Is there an easy way of saying in the preamble - please wrap the whole thing in a verbatim environment?
 
2:47 PM
@FaheemMitha Very often this is circumvented by having it keyed in two or three times independently and doing an automated differential analysis. We once had a meeting with a company who would ship German loose-leaf collections to china by the cargo container to have them converted to SGML that way.
Interesting side fact: No need for the typing teams to know German when it's done that way.
 
@StephanLehmke That sounds rather inefficient. Plus it must be insanely boring for the people doing it, expecially if they don't even know the language they are typing in.
 
@FaheemMitha Uh, not wanting this to come over wrongly, but I assume there are a lot of jobs which are insanely boring (for instance processing mandarin sections).
 
@FaheemMitha it sounds inefficient but look at how many tex experts procrastinate here rather than fixing stuff, and just re-keying it at a pre-determined cost per page is a known cost and that's what people in suits like to hear.
 
@StephanLehmke That's certainly true. I'd go as far as to say most jobs are insanely boring.
 
2:56 PM
@PauloCereda after work, probably (I don't trust your youtube clips:-)
 
@DavidCarlisle Are you procrastinating?
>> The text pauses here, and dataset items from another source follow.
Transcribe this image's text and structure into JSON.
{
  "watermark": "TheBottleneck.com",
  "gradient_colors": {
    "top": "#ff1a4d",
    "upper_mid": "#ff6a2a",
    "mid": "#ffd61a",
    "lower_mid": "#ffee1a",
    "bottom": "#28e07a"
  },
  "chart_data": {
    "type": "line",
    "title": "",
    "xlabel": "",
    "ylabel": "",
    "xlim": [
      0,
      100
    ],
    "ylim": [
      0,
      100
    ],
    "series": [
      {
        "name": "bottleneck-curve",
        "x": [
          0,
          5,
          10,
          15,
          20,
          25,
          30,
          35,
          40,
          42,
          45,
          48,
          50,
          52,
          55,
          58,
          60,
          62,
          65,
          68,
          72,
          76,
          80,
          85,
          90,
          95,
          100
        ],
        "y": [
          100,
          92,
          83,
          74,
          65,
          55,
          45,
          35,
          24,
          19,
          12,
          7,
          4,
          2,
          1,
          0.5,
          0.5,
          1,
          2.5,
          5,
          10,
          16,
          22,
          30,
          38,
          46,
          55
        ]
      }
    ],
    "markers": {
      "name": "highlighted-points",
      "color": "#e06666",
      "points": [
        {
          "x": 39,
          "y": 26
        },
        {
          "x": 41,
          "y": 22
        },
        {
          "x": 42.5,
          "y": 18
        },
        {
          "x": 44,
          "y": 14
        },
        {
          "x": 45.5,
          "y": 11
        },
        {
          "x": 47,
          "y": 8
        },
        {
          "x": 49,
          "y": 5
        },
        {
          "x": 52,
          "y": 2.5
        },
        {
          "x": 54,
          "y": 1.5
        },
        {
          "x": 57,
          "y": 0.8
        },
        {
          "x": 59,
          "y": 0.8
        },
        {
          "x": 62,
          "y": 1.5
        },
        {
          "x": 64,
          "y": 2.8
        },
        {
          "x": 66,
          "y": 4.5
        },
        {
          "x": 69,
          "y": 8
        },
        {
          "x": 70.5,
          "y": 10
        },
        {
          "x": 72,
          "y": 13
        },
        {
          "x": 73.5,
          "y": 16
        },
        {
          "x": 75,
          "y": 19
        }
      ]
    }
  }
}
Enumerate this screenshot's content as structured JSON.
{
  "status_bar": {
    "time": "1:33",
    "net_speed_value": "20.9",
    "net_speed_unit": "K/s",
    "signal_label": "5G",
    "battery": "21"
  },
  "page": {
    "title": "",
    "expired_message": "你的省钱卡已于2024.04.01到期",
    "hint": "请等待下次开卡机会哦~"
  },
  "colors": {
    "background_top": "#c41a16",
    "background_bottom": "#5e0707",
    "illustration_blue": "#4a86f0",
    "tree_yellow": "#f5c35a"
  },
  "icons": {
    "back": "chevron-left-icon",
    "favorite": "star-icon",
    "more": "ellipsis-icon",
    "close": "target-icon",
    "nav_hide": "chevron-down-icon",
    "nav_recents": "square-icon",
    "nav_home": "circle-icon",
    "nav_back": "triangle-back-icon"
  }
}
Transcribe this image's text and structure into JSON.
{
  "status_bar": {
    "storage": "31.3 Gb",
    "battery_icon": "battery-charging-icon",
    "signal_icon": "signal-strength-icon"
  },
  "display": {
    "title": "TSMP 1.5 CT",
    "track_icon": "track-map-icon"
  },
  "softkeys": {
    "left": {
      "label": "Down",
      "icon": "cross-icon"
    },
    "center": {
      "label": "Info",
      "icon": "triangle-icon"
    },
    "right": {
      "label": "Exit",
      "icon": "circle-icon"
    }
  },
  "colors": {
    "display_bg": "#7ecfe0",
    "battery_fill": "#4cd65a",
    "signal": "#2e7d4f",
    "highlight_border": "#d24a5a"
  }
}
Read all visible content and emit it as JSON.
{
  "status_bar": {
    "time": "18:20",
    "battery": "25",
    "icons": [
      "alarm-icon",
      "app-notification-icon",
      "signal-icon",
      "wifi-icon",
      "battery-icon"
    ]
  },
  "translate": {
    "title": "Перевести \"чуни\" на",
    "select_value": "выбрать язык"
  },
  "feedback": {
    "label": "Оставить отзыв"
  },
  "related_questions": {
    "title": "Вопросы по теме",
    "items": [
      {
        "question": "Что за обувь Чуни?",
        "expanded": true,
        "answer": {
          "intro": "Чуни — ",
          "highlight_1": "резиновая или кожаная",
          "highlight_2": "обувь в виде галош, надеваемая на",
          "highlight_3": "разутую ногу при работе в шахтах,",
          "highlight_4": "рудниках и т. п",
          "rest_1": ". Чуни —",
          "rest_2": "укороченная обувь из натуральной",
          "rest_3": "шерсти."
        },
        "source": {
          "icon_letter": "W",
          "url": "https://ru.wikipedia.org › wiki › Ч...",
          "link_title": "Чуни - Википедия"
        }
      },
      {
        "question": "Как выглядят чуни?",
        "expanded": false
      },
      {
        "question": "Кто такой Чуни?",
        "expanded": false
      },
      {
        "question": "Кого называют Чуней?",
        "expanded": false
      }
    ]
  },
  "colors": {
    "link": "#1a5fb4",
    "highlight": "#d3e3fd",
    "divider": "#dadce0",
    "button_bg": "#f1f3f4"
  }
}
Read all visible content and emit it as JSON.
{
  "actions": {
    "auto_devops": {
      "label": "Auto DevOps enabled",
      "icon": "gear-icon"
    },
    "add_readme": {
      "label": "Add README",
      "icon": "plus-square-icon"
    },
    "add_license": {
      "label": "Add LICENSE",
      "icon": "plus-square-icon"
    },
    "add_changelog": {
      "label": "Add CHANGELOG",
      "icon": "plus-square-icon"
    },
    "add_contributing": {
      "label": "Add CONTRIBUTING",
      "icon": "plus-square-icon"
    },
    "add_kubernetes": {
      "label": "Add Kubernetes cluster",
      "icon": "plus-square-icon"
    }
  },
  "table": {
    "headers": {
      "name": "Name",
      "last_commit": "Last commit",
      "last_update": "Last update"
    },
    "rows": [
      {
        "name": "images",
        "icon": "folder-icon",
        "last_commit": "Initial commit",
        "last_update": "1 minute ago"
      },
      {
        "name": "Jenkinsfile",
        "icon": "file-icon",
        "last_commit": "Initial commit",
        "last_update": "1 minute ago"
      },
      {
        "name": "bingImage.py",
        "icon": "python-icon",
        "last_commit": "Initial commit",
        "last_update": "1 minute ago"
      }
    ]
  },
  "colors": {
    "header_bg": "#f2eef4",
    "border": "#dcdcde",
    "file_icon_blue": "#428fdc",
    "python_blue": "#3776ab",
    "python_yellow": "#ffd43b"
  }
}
I thought you just enjoy answering questions. :-)
 
@DavidCarlisle safe for work, I promise. :)
 
@FaheemMitha We're are a lucky bunch, probably, for even being able to ask the question.
 
@PauloCereda but would it look like I was working?
 
@DavidCarlisle good question... research, perhaps? :)
 
2:57 PM
@StephanLehmke Probably. That's why people do research, even though it is brutal. Because the alternatives are so horrifically braindead.
 
@DavidCarlisle Seems that for MathJax we cannot rely even on \vrules
 
@AndrewZabavnikov not surprising, \vrule is a tex primitive not expected in a latex document. the full list for mathjax is here docs.mathjax.org/en/latest/tex.html#supported-latex-commands
 
@DavidCarlisle Yeah, that's what i looked in for.
@DavidCarlisle Is it right that \vrule is the only primitive that could help me?
Anyway, is there a way to produce a file with TeX where only some of the original file's macros were expanded?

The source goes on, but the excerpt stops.